Post-transplant lymphoproliferative disorder arising in solid organs (lungs and liver) after hematopoietic stem cell transplantation: a case report
摘要
This study aims to investigate the diagnosis and management of post-transplant lymphoproliferative disorder (PTLD) involving solid organs following allogeneic hematopoietic stem cell transplantation (allo-HSCT). We conducted a retrospective analysis of clinical data from a patient who developed PTLD in solid organs (lungs and liver) after the second allo-HSCT at Beijing GaoBo Boren Hospital.

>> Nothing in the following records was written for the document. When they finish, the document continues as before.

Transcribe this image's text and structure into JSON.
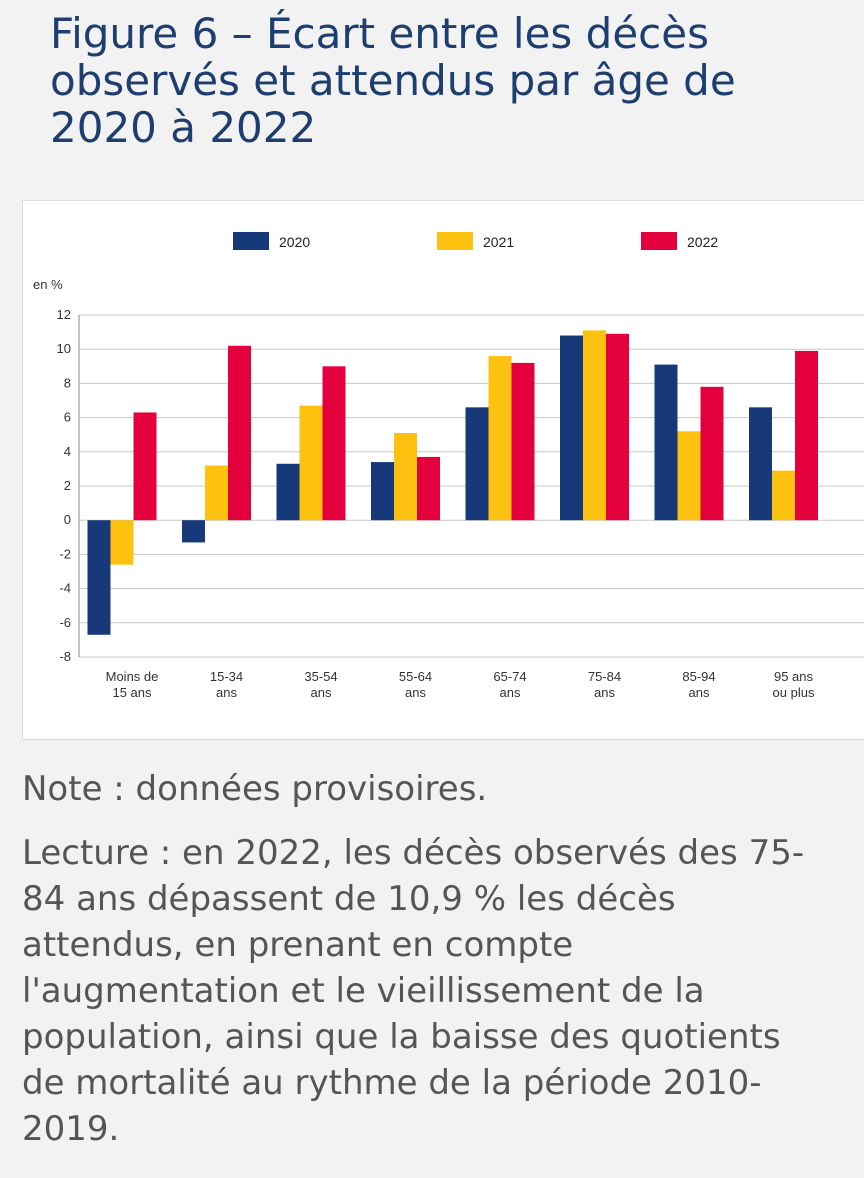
{
  "title": {
    "lines": [
      "Figure 6 – Écart entre les décès",
      "observés et attendus par âge de",
      "2020 à 2022"
    ]
  },
  "note": "Note : données provisoires.",
  "reading": {
    "lines": [
      "Lecture : en 2022, les décès observés des 75-",
      "84 ans dépassent de 10,9 % les décès",
      "attendus, en prenant en compte",
      "l'augmentation et le vieillissement de la",
      "population, ainsi que la baisse des quotients",
      "de mortalité au rythme de la période 2010-",
      "2019."
    ]
  },
  "chart_data": {
    "type": "bar",
    "ylabel": "en %",
    "ylim": [
      -8,
      12
    ],
    "yticks": [
      12,
      10,
      8,
      6,
      4,
      2,
      0,
      -2,
      -4,
      -6,
      -8
    ],
    "grid": true,
    "legend_position": "top",
    "categories": [
      [
        "Moins de",
        "15 ans"
      ],
      [
        "15-34",
        "ans"
      ],
      [
        "35-54",
        "ans"
      ],
      [
        "55-64",
        "ans"
      ],
      [
        "65-74",
        "ans"
      ],
      [
        "75-84",
        "ans"
      ],
      [
        "85-94",
        "ans"
      ],
      [
        "95 ans",
        "ou plus"
      ]
    ],
    "series": [
      {
        "name": "2020",
        "color": "#17397a",
        "values": [
          -6.7,
          -1.3,
          3.3,
          3.4,
          6.6,
          10.8,
          9.1,
          6.6
        ]
      },
      {
        "name": "2021",
        "color": "#fdc20f",
        "values": [
          -2.6,
          3.2,
          6.7,
          5.1,
          9.6,
          11.1,
          5.2,
          2.9
        ]
      },
      {
        "name": "2022",
        "color": "#e4003d",
        "values": [
          6.3,
          10.2,
          9.0,
          3.7,
          9.2,
          10.9,
          7.8,
          9.9
        ]
      }
    ]
  }
}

Case presentationA 26-year-old Han Chinese male, employed at a company, was initially diagnosed with T-cell acute lymphoblastic leukemia/lymphoblastic lymphoma (T-ALL/LBL) and underwent his first haploidentical HSCT (with his father as the donor). Two months post-transplant (+ 2 months), he was diagnosed with cytomegalovirus (CMV)/Epstein-Barr virus (EBV) viremia, which resolved following symptomatic treatment. At + 3 months post-transplant, he presented with tonsillar swelling, and pathological examination confirmed PTLD. The patient achieved remission following treatment with glucocorticoids combined with four doses of rituximab. At + 6 months post-transplant, painful masses appeared in the right neck and right upper arm, and pathological results indicated a relapse of the primary disease (T-ALL/LBL). He was admitted to Beijing GaoBo Boren Hospital and subsequently underwent a second allo-HSCT from an unrelated donor with a full HLA match (10/10). Six months after the second transplant, he developed severe EBV-positive PTLD, initially presenting with recurrent fever and pulmonary nodules, followed by the appearance of rounded low-density lesions in the liver and subcutaneous tissue. No generalized lymphadenopathy was observed. Following pathological confirmation of PTLD, the patient received chemotherapy and achieved complete remission.
ConclusionPTLD, a complication of allo-HSCT, may occur exclusively in solid organs without lymph node involvement. PTLD localized to solid organs is prone to misdiagnosis; thus, precise treatment should be initiated only after confirmation by pathological biopsy.